Para além de secretário de Estado dos recursos educacionais entre 1992 e 1994, o social-democrata Bracinha Vieira presidiu, entre outros cargos, à ParqueExpo 98, e à Finangest – Sociedade de Gestão Financeira e Desenvolvimento.  

No final do ano passado, Bracinha Vieira protagonizou uma polémica pública em torno da decisão do BdP de remunerar do accionista Estado, “à custa da criação de provisões para a carteira de dívida pública portuguesa que, com o aumento de juros deste ano e o que vier a ocorrer nos próximos tempos levará a uma desvalorização desses títulos e a imparidades.”

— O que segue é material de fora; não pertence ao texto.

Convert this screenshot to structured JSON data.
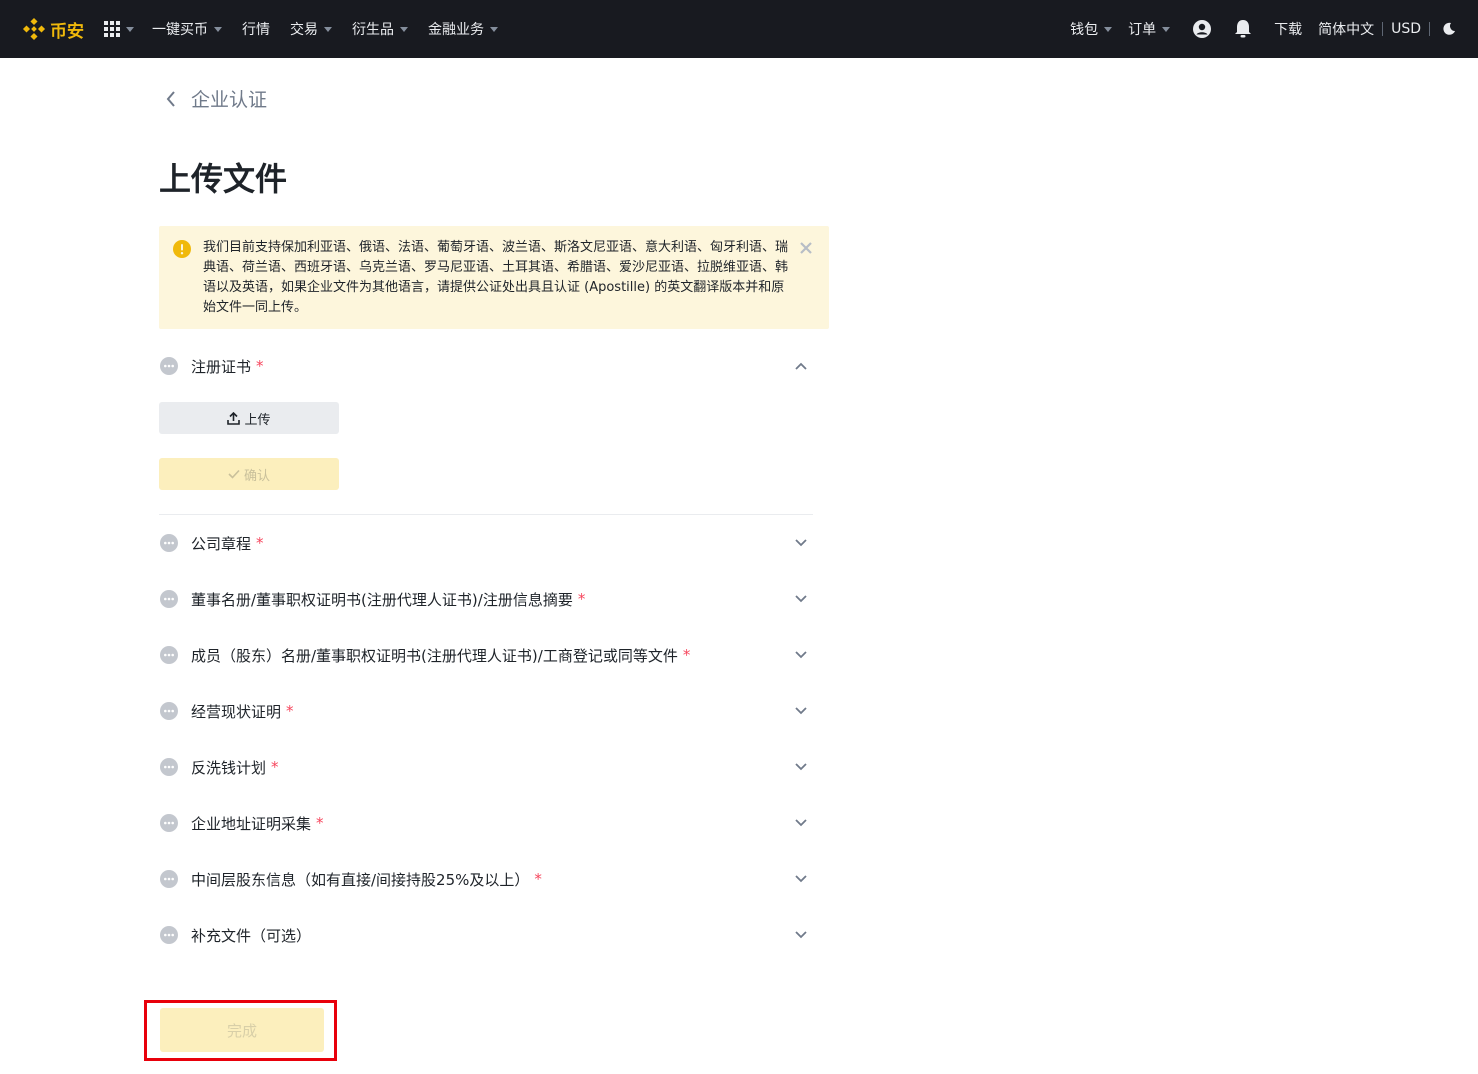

Na altura, expressou-se no Facebook numa linguagem crua e acusou o actual Governo de um “‘saque’ de 450 milhões de euros de lucros” [um acréscimo de 303 milhões face ao período anterior] do supervisor. O jurista avisou que se o BdP insistisse na distribuição de dividendos (o que veio a acontecer) generosa pelo accionista ia contribuir para “a descapitalização do banco central”. E classificou de “um erro” afectar as receitas não recorrentes relativas à recuperação de uma garantia prestada ao Banco Privado português em 2008 “que disfarçam o défice em cerca de meio por cento do PIB”.